In today’s LNG market, the price that EERI bid to win the contract is roughly one-third of the actual cost it would take to produce power based on the fuel cost alone. Unless the company has already secured access to low-cost LNG, it seems unlikely that EERI will be able to meet its 2021 bid price given the outlook for global LNG markets through 2026.

Any renegotiation of the contract of regulatory appeal by EERI could see higher fuel costs passed on to end-users. Currently San Miguel is seeking a temporary rate increase from the Energy Regulatory Commission for two of its other power plants in light of high imported fuel costs.

San Miguel promised a specific price for its LNG-fired power project knowing full well that LNG prices are extremely volatile. Going forward, if it cannot meet the price of its bid, the company—not Filipino citizens—should bear the cost of global fuel price increases.

The window of opportunity for LNG projects is shrinking fast

Risks surrounding limited global LNG supply and exorbitant costs are expected to persist over the next decade.
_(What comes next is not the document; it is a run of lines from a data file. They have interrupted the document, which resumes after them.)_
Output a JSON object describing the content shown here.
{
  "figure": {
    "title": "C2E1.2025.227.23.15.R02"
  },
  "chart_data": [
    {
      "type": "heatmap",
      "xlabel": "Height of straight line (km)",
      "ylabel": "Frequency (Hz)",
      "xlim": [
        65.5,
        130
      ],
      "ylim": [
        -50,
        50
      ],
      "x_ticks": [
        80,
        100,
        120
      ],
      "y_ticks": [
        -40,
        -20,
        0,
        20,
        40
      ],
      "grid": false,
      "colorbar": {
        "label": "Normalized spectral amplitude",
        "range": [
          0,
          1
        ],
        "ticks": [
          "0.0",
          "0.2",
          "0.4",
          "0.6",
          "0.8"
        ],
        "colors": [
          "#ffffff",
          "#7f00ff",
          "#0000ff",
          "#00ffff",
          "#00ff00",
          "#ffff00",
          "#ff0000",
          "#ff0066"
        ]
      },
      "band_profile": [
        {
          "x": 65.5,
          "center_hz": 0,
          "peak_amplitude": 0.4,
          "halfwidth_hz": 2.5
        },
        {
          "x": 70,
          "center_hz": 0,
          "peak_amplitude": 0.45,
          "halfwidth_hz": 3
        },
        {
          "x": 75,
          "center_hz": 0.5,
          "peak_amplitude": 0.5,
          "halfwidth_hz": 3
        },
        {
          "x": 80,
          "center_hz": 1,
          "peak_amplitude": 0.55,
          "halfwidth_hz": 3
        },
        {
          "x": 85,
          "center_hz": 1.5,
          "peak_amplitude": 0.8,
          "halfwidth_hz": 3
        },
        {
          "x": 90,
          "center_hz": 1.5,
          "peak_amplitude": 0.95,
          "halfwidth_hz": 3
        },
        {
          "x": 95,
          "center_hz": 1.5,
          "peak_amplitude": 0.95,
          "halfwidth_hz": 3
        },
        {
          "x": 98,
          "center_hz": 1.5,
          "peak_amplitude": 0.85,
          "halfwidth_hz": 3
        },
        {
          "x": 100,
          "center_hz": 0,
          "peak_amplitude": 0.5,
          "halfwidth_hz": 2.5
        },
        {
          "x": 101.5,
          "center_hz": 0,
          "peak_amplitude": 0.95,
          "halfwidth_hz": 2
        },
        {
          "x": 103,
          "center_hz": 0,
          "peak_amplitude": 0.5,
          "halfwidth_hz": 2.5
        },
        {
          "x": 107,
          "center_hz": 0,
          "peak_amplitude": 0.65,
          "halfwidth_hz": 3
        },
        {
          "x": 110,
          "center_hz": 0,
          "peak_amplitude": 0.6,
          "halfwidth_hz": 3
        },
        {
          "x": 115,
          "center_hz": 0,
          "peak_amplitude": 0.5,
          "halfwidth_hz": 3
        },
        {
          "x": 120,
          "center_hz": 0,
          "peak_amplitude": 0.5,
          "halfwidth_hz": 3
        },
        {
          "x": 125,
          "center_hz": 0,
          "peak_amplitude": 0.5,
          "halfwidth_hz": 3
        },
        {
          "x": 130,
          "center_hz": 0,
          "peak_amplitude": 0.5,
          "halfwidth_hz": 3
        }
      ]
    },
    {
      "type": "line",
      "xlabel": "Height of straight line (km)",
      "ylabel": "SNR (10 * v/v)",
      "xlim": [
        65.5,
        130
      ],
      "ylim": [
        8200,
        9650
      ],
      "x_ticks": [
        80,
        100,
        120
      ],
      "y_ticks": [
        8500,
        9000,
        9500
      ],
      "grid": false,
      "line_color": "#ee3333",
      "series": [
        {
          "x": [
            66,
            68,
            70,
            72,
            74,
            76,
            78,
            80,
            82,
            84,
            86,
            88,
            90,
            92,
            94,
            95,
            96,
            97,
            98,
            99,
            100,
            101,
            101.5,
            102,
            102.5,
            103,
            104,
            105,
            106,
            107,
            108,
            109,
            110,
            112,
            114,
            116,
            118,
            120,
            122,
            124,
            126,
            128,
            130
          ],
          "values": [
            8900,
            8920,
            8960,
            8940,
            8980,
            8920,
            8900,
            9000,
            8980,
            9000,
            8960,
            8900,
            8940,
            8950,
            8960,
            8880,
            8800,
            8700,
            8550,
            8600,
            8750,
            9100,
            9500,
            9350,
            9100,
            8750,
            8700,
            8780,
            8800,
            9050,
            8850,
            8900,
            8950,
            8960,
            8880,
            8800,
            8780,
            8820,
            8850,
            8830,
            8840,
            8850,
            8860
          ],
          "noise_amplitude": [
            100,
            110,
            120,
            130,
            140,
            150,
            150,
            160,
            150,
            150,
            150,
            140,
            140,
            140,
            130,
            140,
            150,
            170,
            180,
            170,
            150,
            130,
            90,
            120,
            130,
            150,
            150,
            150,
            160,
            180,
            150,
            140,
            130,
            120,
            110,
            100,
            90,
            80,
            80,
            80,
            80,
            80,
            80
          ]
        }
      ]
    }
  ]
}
If passed on to consumers, high imported fuel prices would result in higher power prices for Filipino household and businesses, potentially stunting economic development.

Domestic renewables, meanwhile, can deliver low-cost power at scale, as demonstrated by the recent success of the Green Energy Auction Program. If held annually, the auction could significantly reduce the country’s need for new LNG capacity over the next decade. As the Philippines accelerates its transition to clean energy, LNG assets are likely to become more uncompetitive and unnecessary.

Sam Reynolds is an energy finance analyst at IEEFA.